A vida parece ter uma mecânica que, ao menos para aquele que não mente para si mesmo no fundo de sua consciência, calca repetidamente o seu orgulho e escancara a sua pequenez. E se tal parece uma constante, variam drasticamente as reações: alguns se fortalecem, mais conscientes e mais humildes, salpicando a vontade de uma modéstia salutar; já outros, lamentavelmente, descaem num desgosto invencível, destrutivo e paralisante. Daí talvez a razão em Santo Agostinho dizer que o orgulho é a raiz de todas as fraquezas, porque o orgulho, se não cede perante à realidade imposta pela vida, por si mesmo só produz destruição.
A verdadeira vocação solidifica mais facilmente…
A verdadeira vocação solidifica mais facilmente quando não dispõe de um meio favorável. Quando não há incentivos ou, por outra, quando se perde exercendo-a, tudo fica muito mais claro, e brota uma como fortaleza da constatação de que é necessário assumir-se e vergonhoso negar aquilo que se é. Aquele que prossegue, pois, sem um professor, um amigo, um ambiente social ou profissional que o alente, sem um empurrão que seja ou sequer uma opinião favorável, um dia acorda e percebe ter desenvolvido uma vontade sólida como um rochedo. E então tem de agradecer muito por essa conjuntura que afinal o favoreceu.

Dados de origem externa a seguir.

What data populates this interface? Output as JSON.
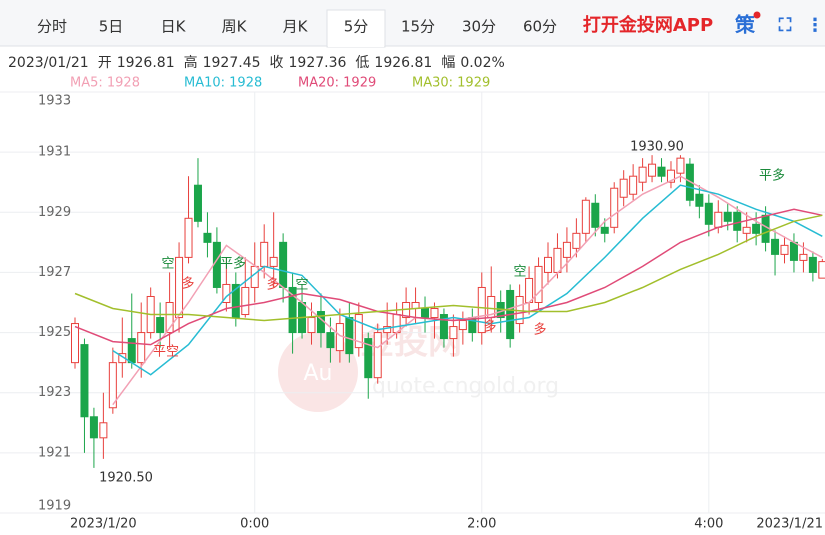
{
  "tabs": [
    "分时",
    "5日",
    "日K",
    "周K",
    "月K",
    "5分",
    "15分",
    "30分",
    "60分"
  ],
  "active_tab": 5,
  "brand": "打开金投网APP",
  "toolbar": [
    "策",
    "⛶",
    "⋮"
  ],
  "info": {
    "date": "2023/01/21",
    "items": [
      {
        "label": "开",
        "value": "1926.81"
      },
      {
        "label": "高",
        "value": "1927.45"
      },
      {
        "label": "收",
        "value": "1927.36"
      },
      {
        "label": "低",
        "value": "1926.81"
      },
      {
        "label": "幅",
        "value": "0.02%"
      }
    ]
  },
  "watermark": [
    "Au",
    "金投网",
    "quote.cngold.org"
  ],
  "chart_data": {
    "type": "candlestick",
    "categories": [
      null,
      null,
      null,
      "2023/1/20",
      null,
      null,
      null,
      null,
      null,
      null,
      null,
      null,
      null,
      null,
      null,
      null,
      null,
      null,
      null,
      "0:00",
      null,
      null,
      null,
      null,
      null,
      null,
      null,
      null,
      null,
      null,
      null,
      null,
      null,
      null,
      null,
      null,
      null,
      null,
      null,
      null,
      null,
      null,
      null,
      "2:00",
      null,
      null,
      null,
      null,
      null,
      null,
      null,
      null,
      null,
      null,
      null,
      null,
      null,
      null,
      null,
      null,
      null,
      null,
      null,
      null,
      null,
      null,
      null,
      "4:00",
      null,
      null,
      null,
      null,
      null,
      null,
      null,
      null,
      null,
      null,
      null,
      "2023/1/21"
    ],
    "open": [
      1924.0,
      1924.6,
      1922.2,
      1921.5,
      1922.5,
      1924,
      1924.8,
      1924,
      1925,
      1925.5,
      1925,
      1925.5,
      1927.5,
      1929.9,
      1928.3,
      1928,
      1926,
      1926.6,
      1925.6,
      1926.5,
      1927.2,
      1927.2,
      1928,
      1926.5,
      1926,
      1925,
      1925.7,
      1925,
      1924.4,
      1925.5,
      1924.5,
      1924.8,
      1923.5,
      1925,
      1925,
      1925.5,
      1925.8,
      1925.8,
      1925.5,
      1925.6,
      1924.8,
      1925.1,
      1925.5,
      1925,
      1925.5,
      1926,
      1926.4,
      1925.3,
      1926,
      1926,
      1927,
      1927,
      1927.5,
      1927.8,
      1928.3,
      1929.3,
      1928.5,
      1928.5,
      1929.5,
      1929.6,
      1930,
      1930.2,
      1930.5,
      1930,
      1930.3,
      1930.6,
      1929.6,
      1929.3,
      1928.5,
      1929,
      1929,
      1928.3,
      1928.6,
      1928.9,
      1928.1,
      1927.6,
      1928,
      1927.4,
      1927.5,
      1926.81
    ],
    "high": [
      1925.5,
      1924.8,
      1922.5,
      1923,
      1924.5,
      1925.5,
      1926.3,
      1926,
      1926.5,
      1926,
      1927,
      1928,
      1930.2,
      1930.8,
      1929,
      1928.5,
      1927.5,
      1927,
      1927.5,
      1928,
      1928.6,
      1929,
      1928.3,
      1927,
      1926.5,
      1926,
      1926.3,
      1925.5,
      1925.8,
      1926,
      1926,
      1925,
      1925.3,
      1926,
      1926,
      1926.5,
      1926.5,
      1926.2,
      1926,
      1925.8,
      1925.6,
      1925.7,
      1925.8,
      1927,
      1927.2,
      1926.4,
      1926.6,
      1926.6,
      1927.2,
      1927.5,
      1928,
      1928.3,
      1928.5,
      1928.8,
      1929.5,
      1929.6,
      1928.8,
      1930,
      1930.4,
      1930.6,
      1930.8,
      1930.9,
      1930.8,
      1930.7,
      1930.9,
      1930.8,
      1929.9,
      1929.6,
      1929.4,
      1929.3,
      1929.2,
      1929,
      1929,
      1929.2,
      1928.4,
      1928.2,
      1928.3,
      1928,
      1927.7,
      1927.45
    ],
    "low": [
      1923.8,
      1921.0,
      1920.5,
      1920.8,
      1922.3,
      1923.5,
      1923.8,
      1923.5,
      1924.8,
      1924.5,
      1924.5,
      1925,
      1927.3,
      1928.5,
      1927.5,
      1926.3,
      1925.7,
      1925.2,
      1925.5,
      1926,
      1926.8,
      1926.5,
      1926,
      1924.3,
      1924.8,
      1924.6,
      1924.5,
      1924,
      1924,
      1924,
      1924.2,
      1922.8,
      1923.3,
      1924.6,
      1924.8,
      1925.2,
      1925.3,
      1925,
      1924.8,
      1924.5,
      1924.2,
      1924.6,
      1924.7,
      1924.6,
      1925,
      1925,
      1924.5,
      1925,
      1925.6,
      1925.8,
      1926.6,
      1926.8,
      1927,
      1927.5,
      1928,
      1928.2,
      1928,
      1928.3,
      1929.2,
      1929.4,
      1929.7,
      1930,
      1930,
      1929.8,
      1930,
      1929.2,
      1928.8,
      1928.2,
      1928.3,
      1928.4,
      1928,
      1928,
      1927.9,
      1927.7,
      1926.9,
      1927.3,
      1927,
      1927,
      1926.7,
      1926.81
    ],
    "close": [
      1925.3,
      1922.2,
      1921.5,
      1922,
      1924,
      1924.3,
      1924,
      1925,
      1926.2,
      1925,
      1926,
      1927.5,
      1928.8,
      1928.7,
      1928,
      1926.5,
      1926.6,
      1925.5,
      1926.5,
      1927.2,
      1928,
      1927.5,
      1926.5,
      1925,
      1925,
      1925.5,
      1925,
      1924.5,
      1925.3,
      1924.3,
      1925.6,
      1923.5,
      1925,
      1925.2,
      1925.6,
      1926,
      1926,
      1925.5,
      1925.8,
      1924.8,
      1925.2,
      1925.4,
      1925,
      1926.5,
      1926.2,
      1925.5,
      1924.8,
      1926.2,
      1926.8,
      1927.2,
      1927.5,
      1927.8,
      1928,
      1928.3,
      1929.4,
      1928.5,
      1928.3,
      1929.8,
      1930.1,
      1930.2,
      1930.5,
      1930.6,
      1930.2,
      1930.4,
      1930.8,
      1929.4,
      1929.2,
      1928.6,
      1929,
      1928.7,
      1928.4,
      1928.5,
      1928.3,
      1928,
      1927.6,
      1927.9,
      1927.4,
      1927.6,
      1927,
      1927.36
    ],
    "up_color": "#e8403c",
    "down_color": "#1ba54a",
    "series": [
      {
        "name": "MA5: 1928",
        "color": "#f2a0b4",
        "x": [
          0,
          4,
          8,
          12,
          16,
          20,
          24,
          28,
          32,
          36,
          40,
          44,
          48,
          52,
          56,
          60,
          64,
          68,
          72,
          76,
          79
        ],
        "values": [
          null,
          1922.6,
          1924.3,
          1926,
          1927.9,
          1927.0,
          1926.0,
          1924.9,
          1924.5,
          1925.5,
          1925.4,
          1925.6,
          1926,
          1927.3,
          1928.7,
          1929.6,
          1930.2,
          1929.5,
          1928.7,
          1928.0,
          1927.5
        ]
      },
      {
        "name": "MA10: 1928",
        "color": "#27bcd3",
        "x": [
          0,
          4,
          8,
          12,
          16,
          20,
          24,
          28,
          32,
          36,
          40,
          44,
          48,
          52,
          56,
          60,
          64,
          68,
          72,
          76,
          79
        ],
        "values": [
          null,
          1924.4,
          1923.6,
          1924.6,
          1926.2,
          1927.2,
          1926.9,
          1925.6,
          1925.1,
          1925.3,
          1925.5,
          1925.3,
          1925.5,
          1926.3,
          1927.5,
          1928.8,
          1929.9,
          1929.6,
          1929.1,
          1928.7,
          1928.2
        ]
      },
      {
        "name": "MA20: 1929",
        "color": "#e04b78",
        "x": [
          0,
          4,
          8,
          12,
          16,
          20,
          24,
          28,
          32,
          36,
          40,
          44,
          48,
          52,
          56,
          60,
          64,
          68,
          72,
          76,
          79
        ],
        "values": [
          1925.2,
          1924.7,
          1924.6,
          1925.3,
          1925.8,
          1926.0,
          1926.3,
          1926.1,
          1925.7,
          1925.5,
          1925.4,
          1925.5,
          1925.7,
          1926.0,
          1926.5,
          1927.2,
          1928.0,
          1928.5,
          1928.8,
          1929.1,
          1928.9
        ]
      },
      {
        "name": "MA30: 1929",
        "color": "#a2bf2c",
        "x": [
          0,
          4,
          8,
          12,
          16,
          20,
          24,
          28,
          32,
          36,
          40,
          44,
          48,
          52,
          56,
          60,
          64,
          68,
          72,
          76,
          79
        ],
        "values": [
          1926.3,
          1925.8,
          1925.6,
          1925.6,
          1925.5,
          1925.4,
          1925.5,
          1925.6,
          1925.7,
          1925.8,
          1925.9,
          1925.8,
          1925.7,
          1925.7,
          1926.0,
          1926.5,
          1927.1,
          1927.6,
          1928.2,
          1928.7,
          1928.9
        ]
      }
    ],
    "annotations": [
      "1930.90",
      "1920.50",
      "空",
      "多",
      "平多",
      "平空",
      "多",
      "空",
      "多",
      "空",
      "多",
      "平多"
    ],
    "ylim": [
      1919,
      1933
    ],
    "yticks": [
      1919,
      1921,
      1923,
      1925,
      1927,
      1929,
      1931,
      1933
    ],
    "grid": true
  }
}
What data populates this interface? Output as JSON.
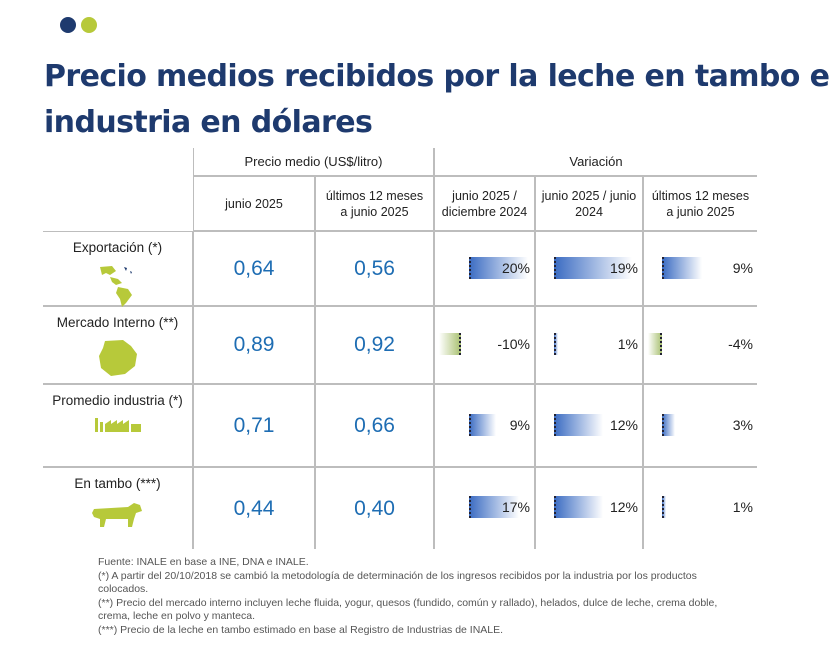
{
  "brand": {
    "dot1_color": "#1e3a6e",
    "dot2_color": "#b7c93a"
  },
  "title": {
    "line1": "Precio medios recibidos por la leche en tambo e",
    "line2": "industria en dólares"
  },
  "title_color": "#1e3a6e",
  "table": {
    "group_price": "Precio medio (US$/litro)",
    "group_var": "Variación",
    "columns": [
      {
        "line1": "junio 2025",
        "line2": ""
      },
      {
        "line1": "últimos 12 meses",
        "line2": "a junio 2025"
      },
      {
        "line1": "junio 2025 /",
        "line2": "diciembre 2024"
      },
      {
        "line1": "junio 2025 / junio",
        "line2": "2024"
      },
      {
        "line1": "últimos 12 meses",
        "line2": "a junio 2025"
      }
    ],
    "rows": [
      {
        "label": "Exportación (*)",
        "icon": "map-americas-icon",
        "price_jun": "0,64",
        "price_12m": "0,56",
        "vars": [
          {
            "text": "20%",
            "value": 20
          },
          {
            "text": "19%",
            "value": 19
          },
          {
            "text": "9%",
            "value": 9
          }
        ]
      },
      {
        "label": "Mercado Interno (**)",
        "icon": "uruguay-map-icon",
        "price_jun": "0,89",
        "price_12m": "0,92",
        "vars": [
          {
            "text": "-10%",
            "value": -10
          },
          {
            "text": "1%",
            "value": 1
          },
          {
            "text": "-4%",
            "value": -4
          }
        ]
      },
      {
        "label": "Promedio industria (*)",
        "icon": "factory-icon",
        "price_jun": "0,71",
        "price_12m": "0,66",
        "vars": [
          {
            "text": "9%",
            "value": 9
          },
          {
            "text": "12%",
            "value": 12
          },
          {
            "text": "3%",
            "value": 3
          }
        ]
      },
      {
        "label": "En tambo (***)",
        "icon": "cow-icon",
        "price_jun": "0,44",
        "price_12m": "0,40",
        "vars": [
          {
            "text": "17%",
            "value": 17
          },
          {
            "text": "12%",
            "value": 12
          },
          {
            "text": "1%",
            "value": 1
          }
        ]
      }
    ],
    "positive_color": "#3a6bc2",
    "negative_color": "#a8c070"
  },
  "notes": [
    "Fuente: INALE en base a INE, DNA e INALE.",
    "(*) A partir del 20/10/2018 se cambió la metodología de determinación de los ingresos recibidos por la industria por los productos colocados.",
    "(**) Precio del mercado interno incluyen leche fluida, yogur, quesos (fundido, común y rallado), helados, dulce de leche, crema doble, crema, leche en polvo y manteca.",
    "(***) Precio de la leche en tambo estimado en base al Registro de Industrias de INALE."
  ]
}
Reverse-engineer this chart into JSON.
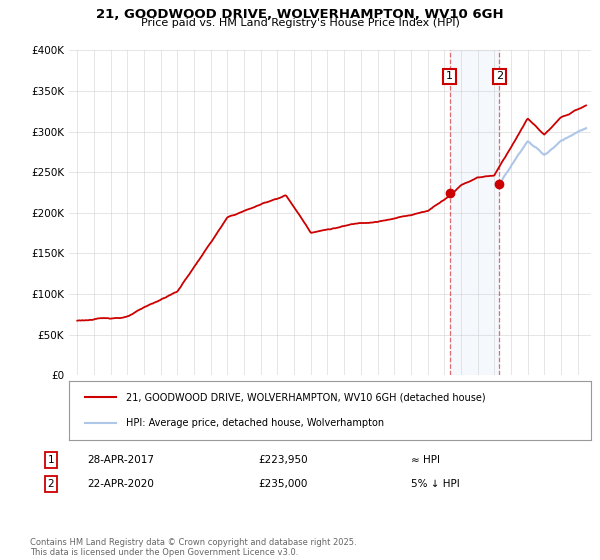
{
  "title1": "21, GOODWOOD DRIVE, WOLVERHAMPTON, WV10 6GH",
  "title2": "Price paid vs. HM Land Registry's House Price Index (HPI)",
  "legend_line1": "21, GOODWOOD DRIVE, WOLVERHAMPTON, WV10 6GH (detached house)",
  "legend_line2": "HPI: Average price, detached house, Wolverhampton",
  "footnote": "Contains HM Land Registry data © Crown copyright and database right 2025.\nThis data is licensed under the Open Government Licence v3.0.",
  "sale1_date": "28-APR-2017",
  "sale1_price": "£223,950",
  "sale1_hpi": "≈ HPI",
  "sale2_date": "22-APR-2020",
  "sale2_price": "£235,000",
  "sale2_hpi": "5% ↓ HPI",
  "hpi_color": "#aec6e8",
  "price_color": "#cc0000",
  "vline1_x": 2017.32,
  "vline2_x": 2020.31,
  "sale1_price_val": 223950,
  "sale2_price_val": 235000,
  "ylim": [
    0,
    400000
  ],
  "xlim": [
    1994.5,
    2025.8
  ],
  "yticks": [
    0,
    50000,
    100000,
    150000,
    200000,
    250000,
    300000,
    350000,
    400000
  ]
}
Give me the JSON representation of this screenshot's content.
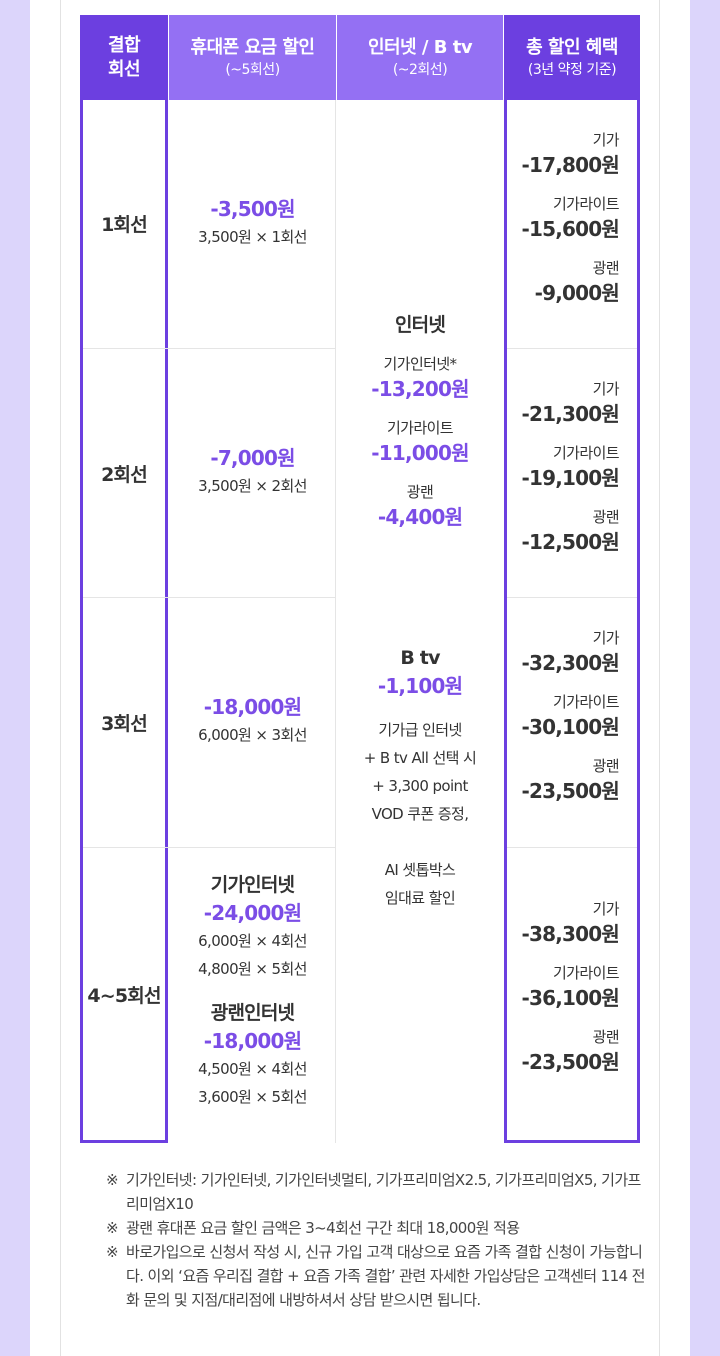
{
  "headers": [
    {
      "title": "결합\n회선",
      "sub": ""
    },
    {
      "title": "휴대폰 요금 할인",
      "sub": "(~5회선)"
    },
    {
      "title": "인터넷 / B tv",
      "sub": "(~2회선)"
    },
    {
      "title": "총 할인 혜택",
      "sub": "(3년 약정 기준)"
    }
  ],
  "rows": [
    {
      "round": "1회선",
      "discount": "-3,500원",
      "calc": "3,500원 × 1회선",
      "totals": [
        {
          "label": "기가",
          "value": "-17,800원"
        },
        {
          "label": "기가라이트",
          "value": "-15,600원"
        },
        {
          "label": "광랜",
          "value": "-9,000원"
        }
      ]
    },
    {
      "round": "2회선",
      "discount": "-7,000원",
      "calc": "3,500원 × 2회선",
      "totals": [
        {
          "label": "기가",
          "value": "-21,300원"
        },
        {
          "label": "기가라이트",
          "value": "-19,100원"
        },
        {
          "label": "광랜",
          "value": "-12,500원"
        }
      ]
    },
    {
      "round": "3회선",
      "discount": "-18,000원",
      "calc": "6,000원 × 3회선",
      "totals": [
        {
          "label": "기가",
          "value": "-32,300원"
        },
        {
          "label": "기가라이트",
          "value": "-30,100원"
        },
        {
          "label": "광랜",
          "value": "-23,500원"
        }
      ]
    },
    {
      "round": "4~5회선",
      "plans": [
        {
          "title": "기가인터넷",
          "discount": "-24,000원",
          "calc1": "6,000원 × 4회선",
          "calc2": "4,800원 × 5회선"
        },
        {
          "title": "광랜인터넷",
          "discount": "-18,000원",
          "calc1": "4,500원 × 4회선",
          "calc2": "3,600원 × 5회선"
        }
      ],
      "totals": [
        {
          "label": "기가",
          "value": "-38,300원"
        },
        {
          "label": "기가라이트",
          "value": "-36,100원"
        },
        {
          "label": "광랜",
          "value": "-23,500원"
        }
      ]
    }
  ],
  "internet": {
    "title": "인터넷",
    "items": [
      {
        "label": "기가인터넷*",
        "value": "-13,200원"
      },
      {
        "label": "기가라이트",
        "value": "-11,000원"
      },
      {
        "label": "광랜",
        "value": "-4,400원"
      }
    ]
  },
  "btv": {
    "title": "B tv",
    "value": "-1,100원",
    "desc": [
      "기가급 인터넷",
      "+ B tv All 선택 시",
      "+ 3,300 point",
      "VOD 쿠폰 증정,"
    ],
    "desc2": [
      "AI 셋톱박스",
      "임대료 할인"
    ]
  },
  "notes": [
    {
      "mark": "※",
      "text": "기가인터넷: 기가인터넷, 기가인터넷멀티, 기가프리미엄X2.5, 기가프리미엄X5, 기가프리미엄X10"
    },
    {
      "mark": "※",
      "text": "광랜 휴대폰 요금 할인 금액은 3~4회선 구간 최대 18,000원 적용"
    },
    {
      "mark": "※",
      "text": "바로가입으로 신청서 작성 시, 신규 가입 고객 대상으로 요즘 가족 결합 신청이 가능합니다. 이외 ‘요즘 우리집 결합 + 요즘 가족 결합’ 관련 자세한 가입상담은 고객센터 114 전화 문의 및 지점/대리점에 내방하셔서 상담 받으시면 됩니다."
    }
  ]
}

Em meio à interminável miséria humana…
Em meio à interminável miséria humana, há sempre o exemplo edificante; basta procurar. E é preciso fazê-lo sempre, quando o estudo conduz à necessária imersão na primeira, para evitar que ela turve completamente a visão. Reviver admirações antigas, relembrar-se do nobre e sincero já presenciado, tudo isso consola e motiva, tudo isso escancara o quão mais rico é esforçar-se pelo bom. E se a circunstância consterna, se a existência parece escurecer de súbito, é preciso apegar-se, no mínimo, à consciência desta convicção.
O choque que sofri após a primeira leitura…
O choque que sofri após a primeira leitura de Crime e castigo, provavelmente o mais determinante de minha vida inteira, deveu-se, em grande medida, à constatação de que o que Dostoiévski fez em Crime e castigo ser diferente de tudo quanto eu já havia testemunhado, dentro e fora das letras, e à constatação da imensa nobreza deste intento. Fazer algo assim, concluí, justifica e dignifica uma existência. E é tão diferente o que faz Dostoiévski e alguns outros autores que, hoje, já há mais de uma década distante daquela primeira impressão, percebo que o tempo não fez senão reforçá-la. Um livro como Crime e castigo não sairá jamais da pena de alguém que deseja contar simplesmente uma história. Por isso, é com absoluta naturalidade que leio as linhas de Joseph Frank revelando que, após uma combinação dramática de circunstâncias, Dostoiévski escreve ao irmão dizendo que, a partir daquele momento, o objetivo de sua vida seria estudar o sentido da vida e do homem. Sem essa resolução consciente, ele jamais conseguiria se aproximar do que fez.